What Apple News+ means for Wall Street Journal | Cult of Mac

What Apple News+ means for Wall Street Journal


Some publishers report that Apple News+ isn't a 'huge boon' for business
Apple announced its News+ service yesterday.
Photo: Apple

The Wall Street Journal has shared some additional details of its deal with Apple, breaking down exactly what Apple News+ readers will receive.

The inclusion of the WSJ gives readers the ability to access all categories of news. The app will actively surface stories on national news, politics, sport, and more. However, the “entire slate of business and financial news” is also available, although this is less likely to be highlighted. There is a compromise, though.

The compromise is that Apple users get access to only three days of the Wall Street Journal‘s archive. That is different to the experience of regular subscribers, who can source articles dating back years. For most readers that’s unlikely to be a big deal. However, if you’re a news junkie or researcher, subscribing to Apple News+ may not give you everything you want.

A good deal for the WSJ, too

Shortly before the launch of Apple News+, the chief executive of the New York Times spoke out with his concerns. Specifically, he was worried about newspapers giving up control of their content. By retaining their archive, it seems that the WSJ has found one way to do this.

News Corp chief executive Robert Thomson told the WSJ that an Apple deal “makes sense.” That’s despite being critical of the news initiatives of companies like Google and Facebook in the past.
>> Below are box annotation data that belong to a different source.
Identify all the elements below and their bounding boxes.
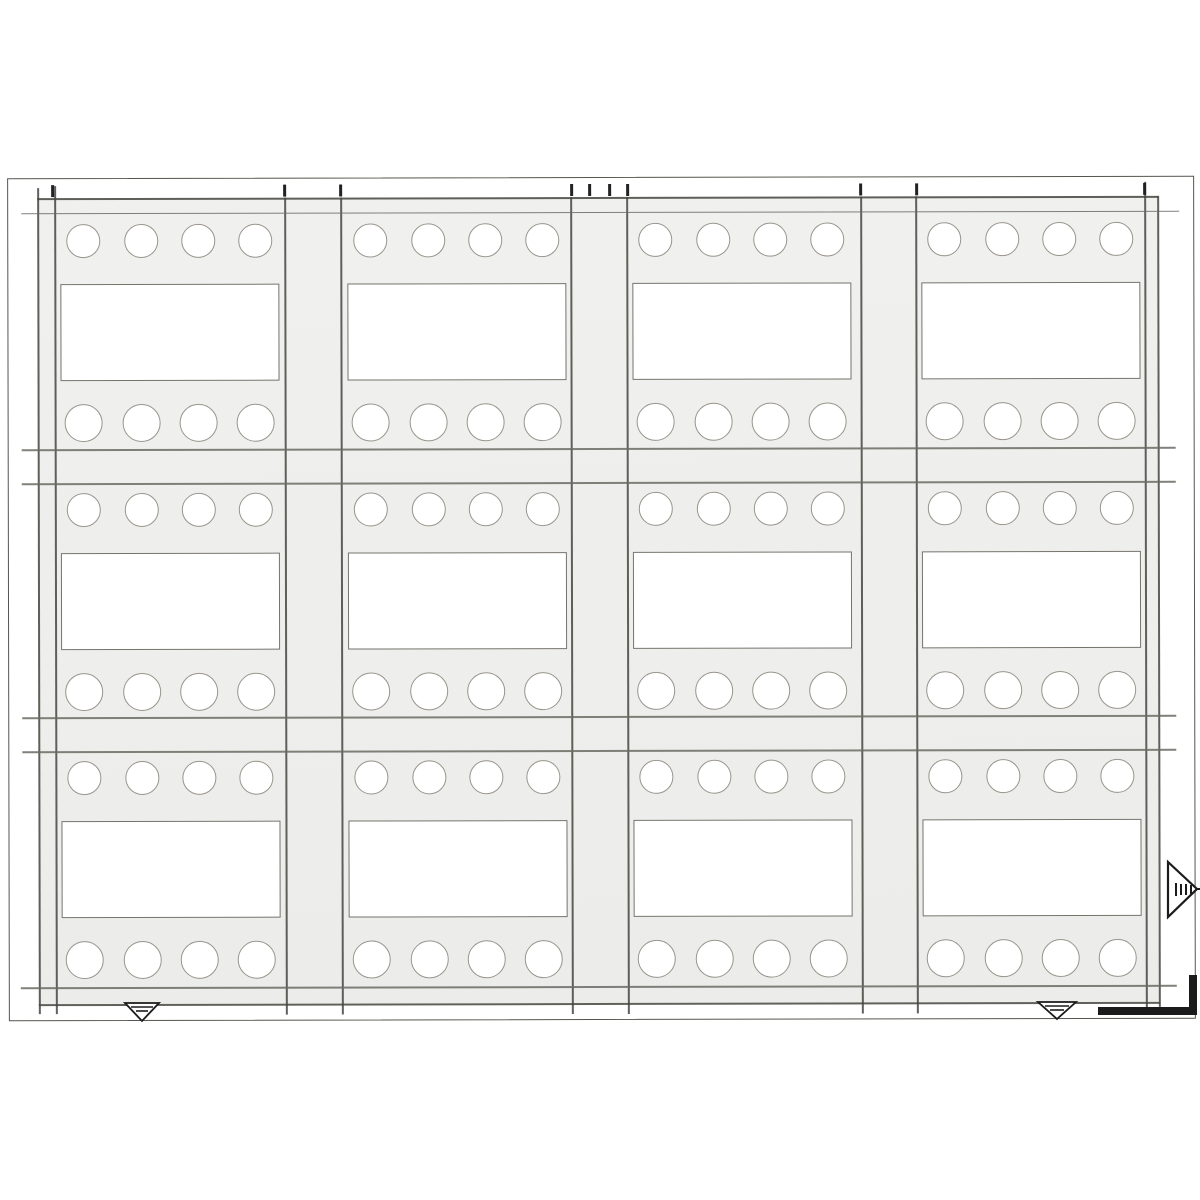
hole	[1100, 491, 1134, 525]
hole	[986, 491, 1020, 525]
hole	[1099, 939, 1137, 977]
cutout-window	[922, 819, 1141, 916]
hole	[467, 672, 505, 710]
hole	[809, 671, 847, 709]
hole	[1043, 491, 1077, 525]
cutout-window	[632, 282, 851, 379]
alignment-tick	[570, 184, 573, 196]
cutout-window	[60, 284, 279, 381]
hole	[928, 759, 962, 793]
hole	[696, 940, 734, 978]
hole	[238, 224, 272, 258]
hole	[695, 672, 733, 710]
hole	[809, 402, 847, 440]
hole	[354, 492, 388, 526]
cutout-window	[61, 821, 280, 918]
hole	[697, 492, 731, 526]
module-r2c4	[916, 481, 1145, 715]
hole	[66, 941, 104, 979]
hole	[180, 404, 218, 442]
module-r3c4	[916, 749, 1145, 985]
hole	[1098, 402, 1136, 440]
alignment-tick	[51, 185, 54, 197]
hole	[468, 940, 506, 978]
hole	[124, 224, 158, 258]
hole	[928, 491, 962, 525]
hole	[637, 672, 675, 710]
module-r1c4	[915, 212, 1144, 447]
hole	[123, 673, 161, 711]
hole	[1100, 759, 1134, 793]
hole	[181, 224, 215, 258]
alignment-tick	[1143, 183, 1146, 195]
hole	[353, 223, 387, 257]
hole	[469, 760, 503, 794]
hole	[752, 403, 790, 441]
hole	[410, 403, 448, 441]
hole	[67, 761, 101, 795]
alignment-tick	[626, 184, 629, 196]
hole	[467, 403, 505, 441]
hole	[410, 672, 448, 710]
module-r1c1	[54, 214, 284, 449]
cutout-window	[921, 282, 1140, 379]
hole	[352, 672, 390, 710]
hole	[927, 939, 965, 977]
module-r3c3	[627, 749, 861, 985]
hole	[239, 493, 273, 527]
hole	[411, 940, 449, 978]
hole	[238, 941, 276, 979]
hole	[639, 492, 673, 526]
hole	[237, 404, 275, 442]
hole	[984, 671, 1022, 709]
module-r1c3	[626, 212, 860, 447]
cutout-window	[348, 820, 567, 917]
module-r2c3	[627, 481, 861, 715]
hole	[811, 759, 845, 793]
hole	[986, 759, 1020, 793]
hole	[123, 404, 161, 442]
module-r3c2	[342, 750, 571, 986]
hole	[125, 493, 159, 527]
hole	[637, 403, 675, 441]
hole	[125, 761, 159, 795]
module-r2c2	[342, 482, 571, 716]
hole	[526, 492, 560, 526]
hole	[412, 760, 446, 794]
alignment-tick	[859, 183, 862, 195]
hole	[752, 672, 790, 710]
hole	[239, 761, 273, 795]
scanned-drawing-canvas	[0, 0, 1200, 1200]
hole	[638, 940, 676, 978]
hole	[526, 760, 560, 794]
hole	[754, 760, 788, 794]
hole	[1098, 671, 1136, 709]
hole	[984, 402, 1022, 440]
hole	[985, 939, 1023, 977]
hole	[354, 760, 388, 794]
hole	[412, 492, 446, 526]
hole	[411, 223, 445, 257]
alignment-tick	[608, 184, 611, 196]
cutout-window	[61, 553, 280, 650]
alignment-tick	[339, 185, 342, 197]
hole	[1099, 222, 1133, 256]
hole	[695, 403, 733, 441]
hole	[1042, 222, 1076, 256]
cutout-window	[922, 551, 1141, 648]
hole	[353, 940, 391, 978]
hole	[753, 940, 791, 978]
hole	[182, 761, 216, 795]
hole	[524, 403, 562, 441]
alignment-tick	[915, 183, 918, 195]
cutout-window	[348, 552, 567, 649]
hole	[468, 223, 502, 257]
hole	[926, 671, 964, 709]
hole	[524, 672, 562, 710]
hole	[811, 491, 845, 525]
drawing-sheet	[0, 0, 1200, 1200]
hole	[180, 673, 218, 711]
hole	[181, 941, 219, 979]
hole	[753, 223, 787, 257]
hole	[182, 493, 216, 527]
hole	[927, 222, 961, 256]
hole	[810, 222, 844, 256]
hole	[237, 673, 275, 711]
hole	[1043, 759, 1077, 793]
hole	[469, 492, 503, 526]
hole	[985, 222, 1019, 256]
hole	[638, 223, 672, 257]
hole	[1042, 939, 1080, 977]
hole	[66, 224, 100, 258]
hole	[639, 760, 673, 794]
hole	[1041, 671, 1079, 709]
hole	[810, 939, 848, 977]
hole	[65, 673, 103, 711]
cutout-window	[347, 283, 566, 380]
hole	[754, 492, 788, 526]
cutout-window	[633, 819, 852, 916]
hole	[697, 760, 731, 794]
module-r1c2	[341, 213, 570, 448]
hole	[1041, 402, 1079, 440]
hole	[525, 940, 563, 978]
hole	[926, 402, 964, 440]
module-r3c1	[55, 751, 285, 987]
hole	[696, 223, 730, 257]
hole	[65, 404, 103, 442]
hole	[525, 223, 559, 257]
module-r2c1	[55, 483, 285, 717]
cutout-window	[633, 551, 852, 648]
hole	[67, 493, 101, 527]
alignment-tick	[588, 184, 591, 196]
alignment-tick	[283, 185, 286, 197]
hole	[124, 941, 162, 979]
hole	[352, 403, 390, 441]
As part of the deal, the WSJ will hire around 50 new newsroom employees to “meet the needs of the Apple product.” As Apple stressed yesterday, Apple News+ will take a privacy-first stance. That means that customer data won’t be shared with publishers. However, they will be able to see what content is being read and have the ability to “target regular visitors with specific offers for things like newsletters.”